Noah Baumbach’s latest film “White Noise”, which is released in South Korean theaters in this week and then will be on Netflix around the end of this month, does not click that well with me. The movie, which is based on the novel of the same name by Don DeLillo, surely tries a lot throughout its 135-minute running time, but the overall result feels rather hollow and superficial on the whole, and this is a major letdown compared to many of Baumbach’s recent acclaimed works including “Marriage Story” (2019).
At the beginning, we are introduced to a college professor named Jack Gladney (Adam Driver) and his colorful suburban family. Although things are usually messy in their house, Jack and his wife Babette (Greta Gerwig) mostly get along well with their four children, and we see how they cheerfully start another usual day in their neighborhood which often looks like a low-key version of Wes Anderson movies (As many of you know, Baumbach worked with Anderson in “The Life Aquatic with Steve Zissou” (2004), and “Fantastic Mr. Fox” (2009)).
The main focus of Jack’s academic work is the history of Adolf Hitler, though he actually does not know how to speak or write German. I have no idea on how he managed to become a fairly good Hitler expert despite that, but he seems to be pretty respectable enough to be invited to an academic conference, so he tries to get some help from a German guy who is willing to teach the other thing besides German.
At his campus workplace, Jack is surrounded by a bunch of colorful professors who are mostly occupied with each own academic interest. Whenever they gather together for lunch, they surely talk a lot about what they are interested in, but they do not look like really interacting with each other at all, and we just observe the aimless verbal cacophony among them from the distance.
Meanwhile, Jack becomes more concerned about his wife’s mental health. While she is cheerfully vivacious on the surface, it seems that she has been on a certain unknown type of medication, and one of their children urges Jack to delve into this matter more, though both of them still cannot identify what kind of medicine Barbette has been supposedly taking.
Around the end of the first act, the movie becomes a bit more interesting due to a sudden disaster which occurs at a spot not so far from Jack’s neighborhood. As a considerable amount of certain toxic chemical is spread toward the neighborhood, everyone is thrown into panic and worry, and there eventually comes a moment when Jack and his family must evacuate from their neighborhood as soon as possible.

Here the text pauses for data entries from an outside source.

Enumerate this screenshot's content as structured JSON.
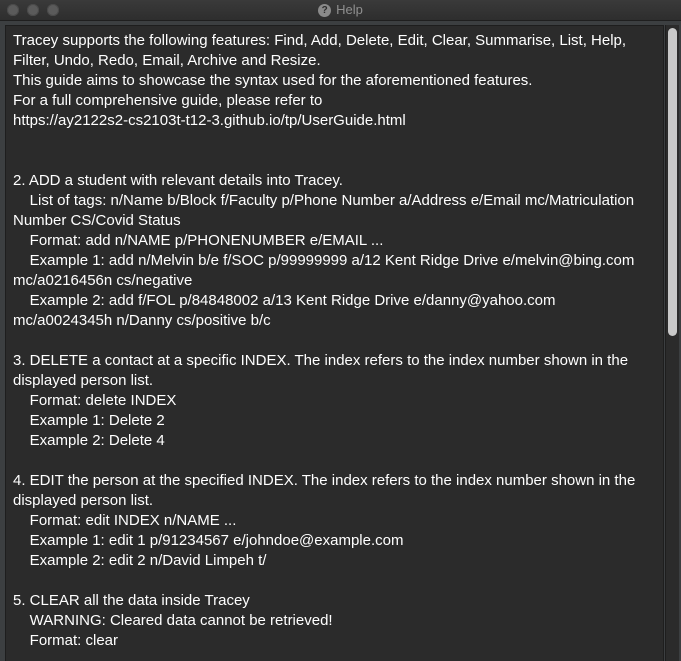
{
  "window": {
    "title": "Help"
  },
  "help": {
    "text": "Tracey supports the following features: Find, Add, Delete, Edit, Clear, Summarise, List, Help,\nFilter, Undo, Redo, Email, Archive and Resize.\nThis guide aims to showcase the syntax used for the aforementioned features.\nFor a full comprehensive guide, please refer to\nhttps://ay2122s2-cs2103t-t12-3.github.io/tp/UserGuide.html\n\n\n2. ADD a student with relevant details into Tracey.\n    List of tags: n/Name b/Block f/Faculty p/Phone Number a/Address e/Email mc/Matriculation\nNumber CS/Covid Status\n    Format: add n/NAME p/PHONENUMBER e/EMAIL ...\n    Example 1: add n/Melvin b/e f/SOC p/99999999 a/12 Kent Ridge Drive e/melvin@bing.com\nmc/a0216456n cs/negative\n    Example 2: add f/FOL p/84848002 a/13 Kent Ridge Drive e/danny@yahoo.com\nmc/a0024345h n/Danny cs/positive b/c\n\n3. DELETE a contact at a specific INDEX. The index refers to the index number shown in the\ndisplayed person list.\n    Format: delete INDEX\n    Example 1: Delete 2\n    Example 2: Delete 4\n\n4. EDIT the person at the specified INDEX. The index refers to the index number shown in the\ndisplayed person list.\n    Format: edit INDEX n/NAME ...\n    Example 1: edit 1 p/91234567 e/johndoe@example.com\n    Example 2: edit 2 n/David Limpeh t/\n\n5. CLEAR all the data inside Tracey\n    WARNING: Cleared data cannot be retrieved!\n    Format: clear"
  },
  "colors": {
    "background": "#3c3f41",
    "text_area": "#2b2b2b",
    "text": "#ffffff",
    "scroll_thumb": "#c9c9c9"
  },
  "icons": {
    "title": "help-icon"
  }
}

As Jack and his family try to go to a nearby shelter, the movie provides a series of bizarre moments to baffle and confuse you. At one point, Jack and his family see something frightening on the sky along with many others on the road, and the score by Danny Elfman surely swells as much as expected during this weird moment.
While Jack tries to process and understand what is going on just like many others around him and his family, the movie puts us into more confusion and bafflement. Lots of words about the ongoing disaster are hurled around here and there, but none of them gel together well to form something coherent and understandable, and it sometimes looks like all we get is nothing but sound and fury.
After the abrupt end of the second act, the story focuses on the marital problems between Jack and Babette again. While struggling with the fact that he may die sooner or later due to being exposed to that toxic chemical, Jack becomes all the more concerned about his wife, and then there comes a crucial moment as both of them tell all to each other.
We are supposed to be more emotionally involved in their problematic situation, but Baumbach’s screenplay fails to develop them into believable human figures, and we keep observing them and other characters around them from the distance without much care or attention. In the end, the movie arrives at the finale with some good cheer, but that does not mesh that well with the rest of the film, and we are consoled a bit by what is joyfully presented during its end credits, which is its best part in my inconsequential opinion.
The main cast members of the film try to sell their broad characters as much as possible. While Adam Driver, who previously worked with Baumbach in “Marriage Story”, dutifully carries the film to the end, Greta Gerwig is often limited by her uneven character, and Raffey Cassidy, André Benjamin, Jodie Turner-Smith, Bill Camp, and Don Cheadle manage to leave some impression despite their caricature supporting roles.
On the whole, “White Noise” is a disappointing misfire despite the efforts from Baumbach and his cast and crew members, and it only makes me more interested in reading DeLillo’s novel, which, as far as I heard from others, has been regarded as “unfilmable” since it came out in 1985. I could somehow sense how the story and characters may work on pages, but, sadly, they do not work at all on the screen, and maybe Baumbach deserves some pat on his back for trying something quite impossible from the beginning.